The AI product value framework built for the era of accountability
The era of "just ship it and see" in AI is over. The board wants proof. The CFO wants a number. And the stat that's followed everyone into every boardroom for the past year, that 85% of AI projects fail because they have little or no P&L impact, isn't moving the conversation forward.
Jennifer Heape, Product Leadership, Voice Agents at DevRev, has been building in this space since 2017. At MXP London this year, she opened her talk by saying she was bored of that stat. Then she spent the session explaining what the conversation actually needs to be.
Her argument: proving value requires building the whole system around the feature, not just picking the right metric.

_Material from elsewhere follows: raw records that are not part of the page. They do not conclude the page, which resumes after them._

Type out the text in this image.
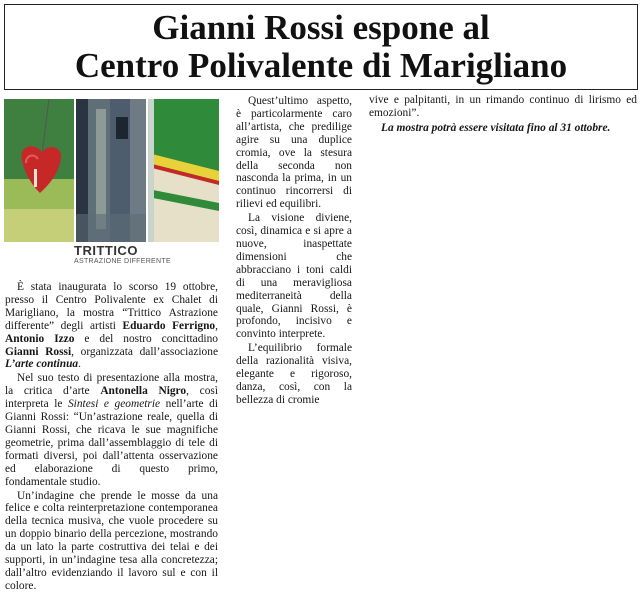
Gianni Rossi espone al
Centro Polivalente di Marigliano
TRITTICO
ASTRAZIONE DIFFERENTE

È stata inaugurata lo scorso 19 ottobre, presso il Centro Polivalente ex Chalet di Marigliano, la mostra “Trittico Astrazione differente” degli artisti Eduardo Ferrigno, Antonio Izzo e del nostro concittadino Gianni Rossi, organizzata dall’associazione L’arte continua.

Nel suo testo di presentazione alla mostra, la critica d’arte Antonella Nigro, così interpreta le Sintesi e geometrie nell’arte di Gianni Rossi: “Un’astrazione reale, quella di Gianni Rossi, che ricava le sue magnifiche geometrie, prima dall’assemblaggio di tele di formati diversi, poi dall’attenta osservazione ed elaborazione di questo primo, fondamentale studio.

Un’indagine che prende le mosse da una felice e colta reinterpretazione contemporanea della tecnica musiva, che vuole procedere su un doppio binario della percezione, mostrando da un lato la parte costruttiva dei telai e dei supporti, in un’indagine tesa alla concretezza; dall’altro evidenziando il lavoro sul e con il colore.

Quest’ultimo aspetto, è particolarmente caro all’artista, che predilige agire su una duplice cromia, ove la stesura della seconda non nasconda la prima, in un continuo rincorrersi di rilievi ed equilibri.

La visione diviene, così, dinamica e si apre a nuove, inaspettate dimensioni che abbracciano i toni caldi di una meravigliosa mediterraneità della quale, Gianni Rossi, è profondo, incisivo e convinto interprete.

L’equilibrio formale della razionalità visiva, elegante e rigoroso, danza, così, con la bellezza di cromie

vive e palpitanti, in un rimando continuo di lirismo ed emozioni”.

La mostra potrà essere visitata fino al 31 ottobre.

Value is harder to define than it looks
Product teams know that building costs have collapsed. A competitor can replicate your AI feature in a fraction of the time. So what sets you apart? Jennifer’s answer: precision. Knowing exactly what problem you're solving, for whom, and why it matters to your bottom line.
The bigger complication is that value is no longer a single number. She made this concrete with a customer service example. Containment is up, cost-per-contact is down, and the dashboard is green. But the calls that do escalate are now longer, angrier, and harder to resolve, and your highest-value customers are the most frustrated. Two true numbers. Which one wins?

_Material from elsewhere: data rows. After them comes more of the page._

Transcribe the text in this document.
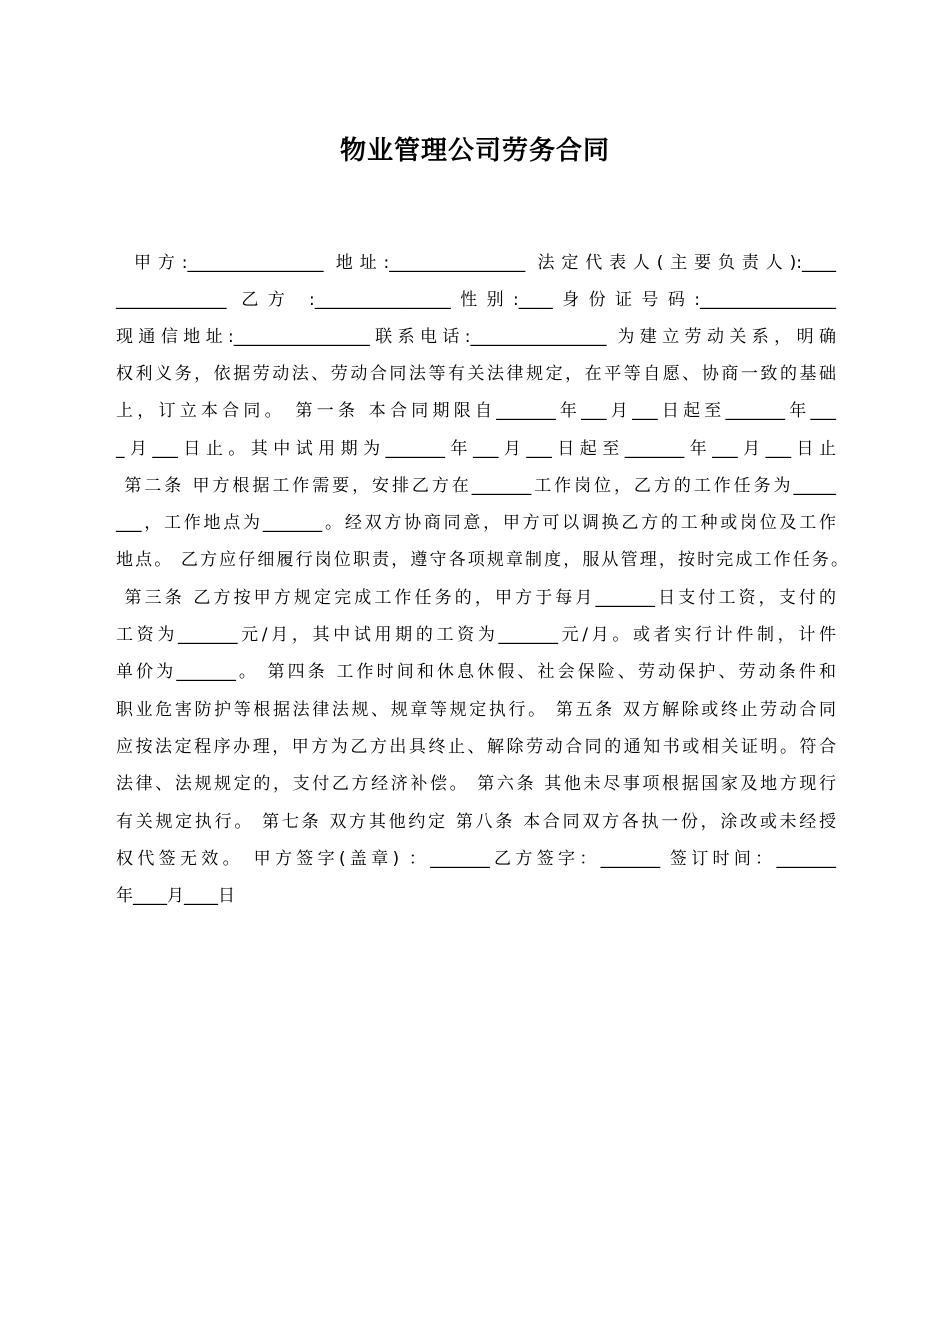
物业管理公司劳务合同

甲方:________________ 地址:________________ 法定代表人(主要负责人):____

_____________ 乙方 :________________性别:____身份证号码:________________

现通信地址:________________联系电话:________________ 为建立劳动关系，明确

权利义务，依据劳动法、劳动合同法等有关法律规定，在平等自愿、协商一致的基础

上，订立本合同。 第一条 本合同期限自_______年___月___日起至_______年___

_月___日止。其中试用期为_______年___月___日起至_______年___月___日止

第二条 甲方根据工作需要，安排乙方在_______工作岗位，乙方的工作任务为_____

___，工作地点为_______。经双方协商同意，甲方可以调换乙方的工种或岗位及工作

地点。 乙方应仔细履行岗位职责，遵守各项规章制度，服从管理，按时完成工作任务。

第三条 乙方按甲方规定完成工作任务的，甲方于每月_______日支付工资，支付的

工资为_______元/月，其中试用期的工资为_______元/月。或者实行计件制，计件

单价为_______。 第四条 工作时间和休息休假、社会保险、劳动保护、劳动条件和

职业危害防护等根据法律法规、规章等规定执行。 第五条 双方解除或终止劳动合同

应按法定程序办理，甲方为乙方出具终止、解除劳动合同的通知书或相关证明。符合

法律、法规规定的，支付乙方经济补偿。 第六条 其他未尽事项根据国家及地方现行

有关规定执行。 第七条 双方其他约定 第八条 本合同双方各执一份，涂改或未经授

权代签无效。 甲方签字(盖章) ：_______乙方签字：_______ 签订时间：_______

年____月____日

When that kind of complexity hits, teams retreat to implementation metrics like model choice or evals because they feel concrete. But that's not where value is won or lost. "Without seeing the whole system," Jennifer said, "you default to a safe and generic build. That's why so many AI features kind of feel a little bit the same." Seeing that system is now the product leader's job.
➡️ If you're still working out which metrics apply, read this piece on How to know if your AI features are actually working.
The framework: measurement, governance, adoption
Jennifer's response to this complexity is a three-part leadership framework consisting of measurement, governance, and adoption, arguing they sit at the core of where AI creates value and where it doesn't.
Measure against outcomes, not outputs
Any product leader knows you need to trace features back to outcomes the CFO cares about. The harder question now is which outcomes actually qualify.
Cost and revenue still matter. But AI has widened the aperture. Teams now need to assign metrics to things that don't have obvious numbers yet: workflow compression, decision quality, and for agentic systems, cost per automated decision. These are real value signals but "these metrics don't show up in your existing analytics," Jennifer said. "You have to build the measurement layer for them."
That's the harder implication: measurement has to be part of how the feature is conceived from the start. Product and engineering teams need to be working closely together from the start to understand not just what they're building, but how they're going to know if it's working.
Understanding how you’re going to measure it needs to happen at the product definition stage, not the bit afterwards.”
Revenue from AI initiatives can also be deferred, sometimes across full cycles of innovation before it shows up as a business result. That means teams need to be looking at leading indicators and intermediate signals, not just waiting for the P&L to reflect what they built.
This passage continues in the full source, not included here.